- Effects of hypoestrogenism and/or hyperaldosteronism on myocardial remodeling in female mice.
Effects of hypoestrogenism and/or hyperaldosteronism on myocardial remodeling in female mice.
We investigated the potential adverse effects of hyperaldosteronism and/or hypoestrogenism on cardiac phenotype, and examined their combined effects in female mice overexpressing cardiac aldosterone synthase (AS). We focused on some signaling cascades challenging defensive responses to adapt and/or to survive in the face of double deleterious stresses, such as Ca2+ -homeostasis, pro/anti-hypertrophic, endoplasmic reticulum stress (ER stress), pro- or anti-apoptotic effectors, and MAP kinase activation, and redox signaling.
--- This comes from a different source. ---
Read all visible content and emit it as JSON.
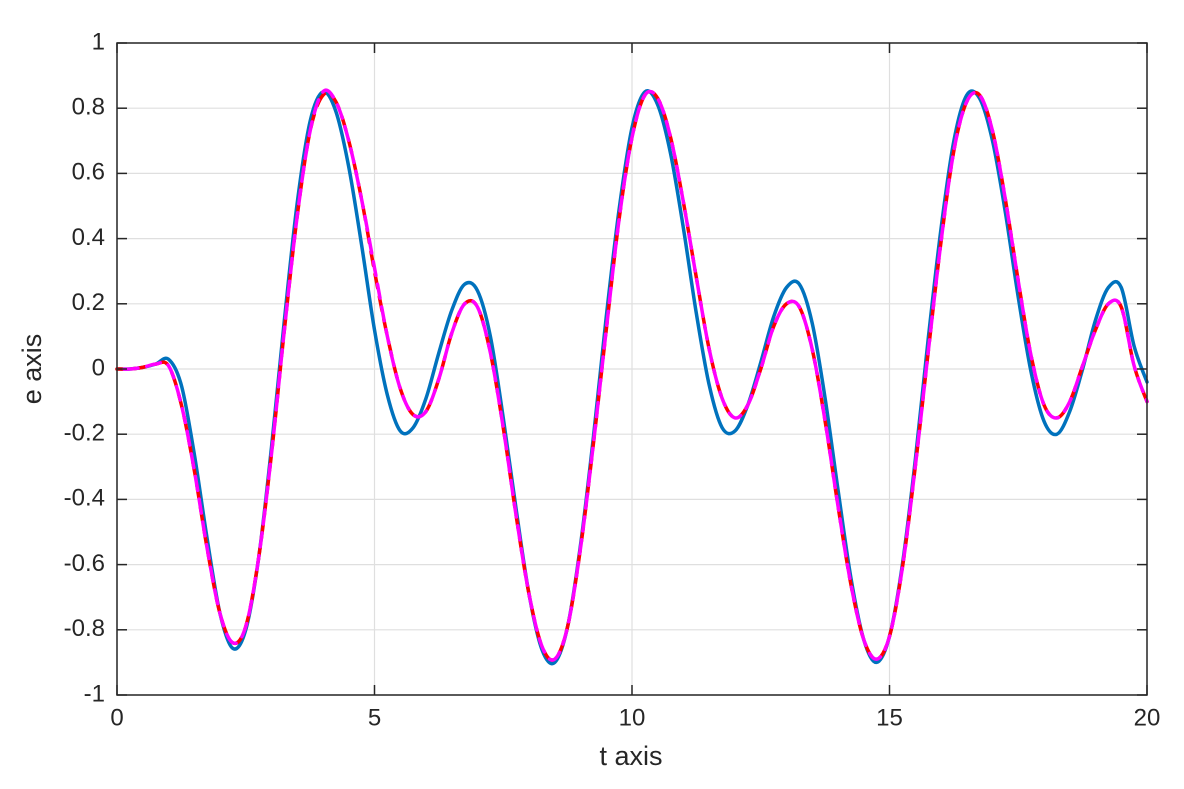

These protein expressions were assessed by immunoblotting at 9 weeks after surgery. Female wild type (FWT) and FAS mice were fed with phytoestrogen-free diet; underwent ovariectomy (Ovx) or sham-operation (Sham). Ovx increased gain weight and hypertrophy index. Transthoracic echocardiograghy was performed. Both Ovx-induced heart rate decrease and fractional shortening increase were associated with collagen type III shift. Cardiac estrogen receptor (ERα, ERβ) protein expression levels were downregulated in Ovx mice. Hypoestrogenism increased plasma aldosterone and MR protein expression in FAS mice. Both aldosterone and Ovx played as mirror effects on up and downstream signaling effectors of calcium/redox homeostasis, apoptosis, such as concomitant CaMKII activation and calcineurin down-regulation, MAP kinase inhibition (ERK1/2, p38 MAPK) and Akt activation. The ratio Bcl2/Bax is in favor to promote cell survivor. Finally, myocardium had dynamically orchestrated multiple signaling cascades to restore tolerance to hostile environment thereby contributing to a better maintenance of Ca2+ /redox homeostasis. Ovx-induced collagen type III isoform shift and its upregulation may be important for the biomechanical transduction of the heart and the recovery of cardiac function in FAS mice. OVX antagonized aldosterone signaling pathways.